Updated: Apr 16
Black-led environmental and agricultural organizations from across the country have teamed up to produce two panel presentations on Earth Day 2020 - which is Wednesday, April 22nd. Take a look at the descriptions of the day's events below. The events are free, but registration is required. We invite you to register for one or both of the webinars. Registration links are beneath each description.
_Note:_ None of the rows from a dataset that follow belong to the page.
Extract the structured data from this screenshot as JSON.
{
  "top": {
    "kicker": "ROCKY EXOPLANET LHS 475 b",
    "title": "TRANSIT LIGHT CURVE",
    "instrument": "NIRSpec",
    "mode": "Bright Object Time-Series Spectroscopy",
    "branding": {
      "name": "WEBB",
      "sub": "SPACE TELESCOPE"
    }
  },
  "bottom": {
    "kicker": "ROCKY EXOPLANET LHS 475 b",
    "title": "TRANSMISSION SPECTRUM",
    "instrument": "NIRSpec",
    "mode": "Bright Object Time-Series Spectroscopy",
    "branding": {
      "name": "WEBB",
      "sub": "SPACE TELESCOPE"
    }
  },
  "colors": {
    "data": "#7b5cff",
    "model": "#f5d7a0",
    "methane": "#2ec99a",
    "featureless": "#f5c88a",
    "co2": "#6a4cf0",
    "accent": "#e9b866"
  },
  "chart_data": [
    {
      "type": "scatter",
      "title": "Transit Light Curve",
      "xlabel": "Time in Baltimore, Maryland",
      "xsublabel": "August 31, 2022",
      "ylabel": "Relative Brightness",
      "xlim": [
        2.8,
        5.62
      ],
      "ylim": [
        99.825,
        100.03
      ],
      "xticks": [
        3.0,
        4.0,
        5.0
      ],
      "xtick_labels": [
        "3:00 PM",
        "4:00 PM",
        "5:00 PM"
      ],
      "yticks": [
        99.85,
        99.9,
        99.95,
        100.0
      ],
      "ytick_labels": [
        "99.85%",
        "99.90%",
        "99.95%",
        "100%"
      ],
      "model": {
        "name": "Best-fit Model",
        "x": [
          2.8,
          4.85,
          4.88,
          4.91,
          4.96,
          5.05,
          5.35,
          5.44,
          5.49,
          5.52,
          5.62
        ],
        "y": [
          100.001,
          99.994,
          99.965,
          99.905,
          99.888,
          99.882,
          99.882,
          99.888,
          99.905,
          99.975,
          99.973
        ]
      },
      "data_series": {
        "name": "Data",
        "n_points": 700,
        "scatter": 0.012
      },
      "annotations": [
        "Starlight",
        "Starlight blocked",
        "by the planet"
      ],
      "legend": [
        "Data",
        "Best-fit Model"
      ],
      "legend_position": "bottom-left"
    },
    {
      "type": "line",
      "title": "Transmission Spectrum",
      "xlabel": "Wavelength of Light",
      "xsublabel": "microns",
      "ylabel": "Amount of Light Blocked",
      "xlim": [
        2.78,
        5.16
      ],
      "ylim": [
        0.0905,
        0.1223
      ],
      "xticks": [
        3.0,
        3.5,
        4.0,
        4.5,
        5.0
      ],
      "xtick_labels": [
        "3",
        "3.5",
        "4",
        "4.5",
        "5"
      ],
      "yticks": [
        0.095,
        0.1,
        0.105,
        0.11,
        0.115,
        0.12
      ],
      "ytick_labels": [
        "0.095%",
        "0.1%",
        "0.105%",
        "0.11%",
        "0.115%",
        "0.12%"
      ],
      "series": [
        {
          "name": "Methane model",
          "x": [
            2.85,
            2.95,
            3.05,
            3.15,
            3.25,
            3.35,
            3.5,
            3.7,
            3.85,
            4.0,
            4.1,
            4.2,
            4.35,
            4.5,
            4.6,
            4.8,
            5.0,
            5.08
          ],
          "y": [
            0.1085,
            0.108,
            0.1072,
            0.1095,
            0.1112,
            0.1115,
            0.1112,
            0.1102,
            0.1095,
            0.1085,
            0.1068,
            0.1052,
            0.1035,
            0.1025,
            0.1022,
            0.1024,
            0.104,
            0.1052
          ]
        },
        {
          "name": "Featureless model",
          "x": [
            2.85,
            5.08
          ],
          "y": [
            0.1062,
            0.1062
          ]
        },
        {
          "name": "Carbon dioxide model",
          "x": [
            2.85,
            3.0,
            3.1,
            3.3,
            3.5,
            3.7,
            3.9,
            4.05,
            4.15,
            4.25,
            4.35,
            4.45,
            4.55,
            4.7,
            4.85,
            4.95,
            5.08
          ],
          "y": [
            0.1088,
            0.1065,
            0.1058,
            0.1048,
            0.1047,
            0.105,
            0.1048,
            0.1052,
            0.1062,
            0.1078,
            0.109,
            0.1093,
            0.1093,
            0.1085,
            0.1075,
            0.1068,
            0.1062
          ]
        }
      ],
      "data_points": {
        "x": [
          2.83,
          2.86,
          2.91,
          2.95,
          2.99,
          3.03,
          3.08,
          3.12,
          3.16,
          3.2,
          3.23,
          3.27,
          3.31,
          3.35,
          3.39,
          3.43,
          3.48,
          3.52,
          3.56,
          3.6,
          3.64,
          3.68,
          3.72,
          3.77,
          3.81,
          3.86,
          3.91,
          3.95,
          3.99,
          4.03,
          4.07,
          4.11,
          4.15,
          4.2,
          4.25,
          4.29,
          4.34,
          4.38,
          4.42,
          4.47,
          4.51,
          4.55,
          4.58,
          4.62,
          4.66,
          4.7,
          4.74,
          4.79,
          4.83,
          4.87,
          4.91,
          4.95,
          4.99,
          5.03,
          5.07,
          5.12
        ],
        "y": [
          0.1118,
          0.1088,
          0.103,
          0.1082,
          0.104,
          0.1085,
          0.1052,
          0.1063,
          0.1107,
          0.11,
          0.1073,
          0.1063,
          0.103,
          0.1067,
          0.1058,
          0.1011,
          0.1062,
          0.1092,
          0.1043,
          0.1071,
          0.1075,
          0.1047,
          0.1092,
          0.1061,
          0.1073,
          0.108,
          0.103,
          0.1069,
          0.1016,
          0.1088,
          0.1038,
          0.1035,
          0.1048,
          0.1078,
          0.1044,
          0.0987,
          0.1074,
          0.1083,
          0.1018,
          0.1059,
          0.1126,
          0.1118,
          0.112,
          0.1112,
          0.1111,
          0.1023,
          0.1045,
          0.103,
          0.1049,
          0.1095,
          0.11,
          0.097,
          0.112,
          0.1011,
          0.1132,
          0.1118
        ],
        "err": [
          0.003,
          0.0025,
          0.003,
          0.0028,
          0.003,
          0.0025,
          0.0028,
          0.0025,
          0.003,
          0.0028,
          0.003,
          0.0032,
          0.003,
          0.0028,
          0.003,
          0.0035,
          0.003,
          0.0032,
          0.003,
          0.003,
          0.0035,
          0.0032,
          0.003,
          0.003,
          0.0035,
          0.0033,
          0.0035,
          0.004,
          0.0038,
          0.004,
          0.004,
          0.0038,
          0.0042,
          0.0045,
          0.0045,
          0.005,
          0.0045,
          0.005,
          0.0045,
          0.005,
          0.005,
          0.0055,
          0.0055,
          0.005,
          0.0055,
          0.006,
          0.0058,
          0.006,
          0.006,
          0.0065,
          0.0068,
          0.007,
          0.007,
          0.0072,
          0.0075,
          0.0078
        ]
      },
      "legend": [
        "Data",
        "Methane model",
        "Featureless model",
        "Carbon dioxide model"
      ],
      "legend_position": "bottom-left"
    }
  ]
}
When White Folks Catch A Cold: A Black Church Huddle on Health & Environmental Justice
3PM EST (12PM PDT)
COVID-19 has pulled back the covers on the layers of environmental injustice that confront the African American community. In many cities across the country, Black people have the highest rates of coronavirus infection, are being forced into health hazards on the job, and are experiencing price gouging at the market and long lines for free groceries. These scenarios are not new, but how they relate to environmental justice is not always clear. Join members of the Black Church community on Wednesday, April 22, 2020 - Earth Day - for a conversation designed to inform and ignite action to address the current and coming challenges facing the African American community.
Black Green & Traumatized
6PM EST (3PM PDT)
Environmental trauma has lasting and catastrophic impacts on our community. To address this reality, the Center for Food Faith and Justice has joined forces with Green The Church, Seeds for Peace and the Black Church Food Security Network on Earth Day April 22nd @3pm PT/6pm ET, to host a "Black, Green & Traumatized" webinar. All are impacted by COVID-19, but not equally. The facts are that African Americans are dying at higher rates from this deadly virus than other races. Largely because Black communities face a disproportionate burden of environmental toxins because of where they live, work and worship. African Americans often appear marginalized in a system that values the natural world while devaluing Black and Brown bodies as part of the created order. This discussion will address the intersection of environmental justice and mental health in the African American community and solutions toward avenues of equity in this era of COVID-19 and climate justice.